We won’t do that just by rehearsing the same old arguments. All parties need to be ready to break from how they have looked at things in the past. We need to work together, across all the current divides, to get a better grip on USS.
I’m a fan of the Joint Expert Panel and especially of the point in its first report when it basically said we run the risk of the sector being run in the interests of its pension scheme, rather than the pension scheme reflecting the interests of those who fund it: members and employers.
That will not easily change until representatives of members and employers, UCU and UUK, are able to articulate a joint view on how the scheme should work. That’s partly a question of accountability. Many in the sector - employers and members - feel the USS has no real accountability to them. As a result USS has lost trust. UUK and UCU need to put that right by together setting clearer expectations for USS to respond to, and then to make sure it does.

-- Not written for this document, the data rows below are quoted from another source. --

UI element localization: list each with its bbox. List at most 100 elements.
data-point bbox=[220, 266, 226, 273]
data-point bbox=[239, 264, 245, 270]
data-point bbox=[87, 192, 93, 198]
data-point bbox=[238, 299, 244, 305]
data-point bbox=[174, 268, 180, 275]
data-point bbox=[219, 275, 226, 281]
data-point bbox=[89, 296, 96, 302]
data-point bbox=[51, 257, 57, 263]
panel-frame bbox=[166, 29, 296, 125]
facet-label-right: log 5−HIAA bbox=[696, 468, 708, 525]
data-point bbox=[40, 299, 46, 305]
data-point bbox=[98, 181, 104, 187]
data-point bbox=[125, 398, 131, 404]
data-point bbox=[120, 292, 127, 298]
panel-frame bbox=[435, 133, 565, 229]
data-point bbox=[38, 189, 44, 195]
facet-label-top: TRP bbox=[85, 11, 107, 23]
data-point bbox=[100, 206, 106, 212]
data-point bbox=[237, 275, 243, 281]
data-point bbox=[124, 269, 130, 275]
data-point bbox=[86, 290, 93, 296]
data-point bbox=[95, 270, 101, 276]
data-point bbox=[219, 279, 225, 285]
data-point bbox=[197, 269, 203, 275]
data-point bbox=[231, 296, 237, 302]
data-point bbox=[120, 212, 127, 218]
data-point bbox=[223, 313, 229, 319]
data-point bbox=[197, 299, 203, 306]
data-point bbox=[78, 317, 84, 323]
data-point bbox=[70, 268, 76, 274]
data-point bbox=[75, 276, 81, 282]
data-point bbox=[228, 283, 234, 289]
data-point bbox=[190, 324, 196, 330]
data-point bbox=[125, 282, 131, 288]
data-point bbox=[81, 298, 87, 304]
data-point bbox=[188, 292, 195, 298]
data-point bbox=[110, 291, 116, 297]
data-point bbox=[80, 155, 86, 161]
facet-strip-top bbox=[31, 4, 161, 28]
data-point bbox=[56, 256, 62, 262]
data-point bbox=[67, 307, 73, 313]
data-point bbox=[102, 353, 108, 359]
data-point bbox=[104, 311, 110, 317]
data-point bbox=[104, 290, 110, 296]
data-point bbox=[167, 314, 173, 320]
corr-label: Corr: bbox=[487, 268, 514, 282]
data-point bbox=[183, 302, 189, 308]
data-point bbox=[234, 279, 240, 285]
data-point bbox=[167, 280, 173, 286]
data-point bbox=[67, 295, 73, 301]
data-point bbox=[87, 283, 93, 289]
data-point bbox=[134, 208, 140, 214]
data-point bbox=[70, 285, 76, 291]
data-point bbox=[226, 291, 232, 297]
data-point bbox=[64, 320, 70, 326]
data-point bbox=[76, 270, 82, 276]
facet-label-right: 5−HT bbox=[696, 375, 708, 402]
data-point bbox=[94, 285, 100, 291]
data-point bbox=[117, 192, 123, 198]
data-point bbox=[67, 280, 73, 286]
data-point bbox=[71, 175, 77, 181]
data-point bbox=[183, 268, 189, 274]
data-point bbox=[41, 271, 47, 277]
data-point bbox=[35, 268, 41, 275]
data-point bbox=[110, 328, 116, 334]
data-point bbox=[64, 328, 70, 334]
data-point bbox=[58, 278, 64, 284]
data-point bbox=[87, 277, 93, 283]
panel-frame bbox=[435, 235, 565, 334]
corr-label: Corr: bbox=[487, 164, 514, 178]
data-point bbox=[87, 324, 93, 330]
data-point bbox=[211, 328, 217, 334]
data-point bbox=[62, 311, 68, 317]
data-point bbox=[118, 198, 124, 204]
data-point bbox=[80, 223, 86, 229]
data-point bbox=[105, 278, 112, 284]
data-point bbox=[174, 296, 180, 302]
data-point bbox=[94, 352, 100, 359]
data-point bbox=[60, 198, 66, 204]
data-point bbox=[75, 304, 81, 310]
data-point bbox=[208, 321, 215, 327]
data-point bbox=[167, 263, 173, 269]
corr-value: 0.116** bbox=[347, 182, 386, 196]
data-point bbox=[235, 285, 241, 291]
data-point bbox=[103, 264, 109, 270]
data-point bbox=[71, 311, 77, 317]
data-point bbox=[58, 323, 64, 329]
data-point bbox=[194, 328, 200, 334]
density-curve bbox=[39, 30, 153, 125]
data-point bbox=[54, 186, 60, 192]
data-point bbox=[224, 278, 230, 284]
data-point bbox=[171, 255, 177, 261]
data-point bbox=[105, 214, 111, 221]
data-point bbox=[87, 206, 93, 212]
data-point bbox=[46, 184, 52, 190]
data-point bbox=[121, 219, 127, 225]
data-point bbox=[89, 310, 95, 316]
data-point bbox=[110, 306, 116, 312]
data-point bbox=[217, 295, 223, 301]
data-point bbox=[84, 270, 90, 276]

And we need to be open to thinking about scheme design in ways which might free us from the triennial turbulence we currently endure. Is conditional indexation the answer? Well, there are enough in UUK and UCU who think it might be for us to look at it carefully. So let’s do it, and quickly.
And there are also plenty (pretty much everyone?) in UUK and UCU who think it more than wrong that so many lower paid colleagues have opted out and continue to opt out of USS. These are colleagues who are most likely not making other pension provision. We absolutely have to introduce a lower cost option to get them back into the scheme, and to ensure future colleagues feel able to join.
None of this should wait. All of it needs urgent work now. We can’t leave it till after the next valuation, because it can help shape the next valuation. And if we work together to shape the next valuation, we might all be more easily ready to respond to its outcome without another cycle of dispute, division and disruption.
Who’s up for that? I think we should all be - and I think that our tradition of constructive local industrial relations here at York gives us an opportunity: to offer leadership by doing what we can through our respective channels to influence national-level debates in constructive directions.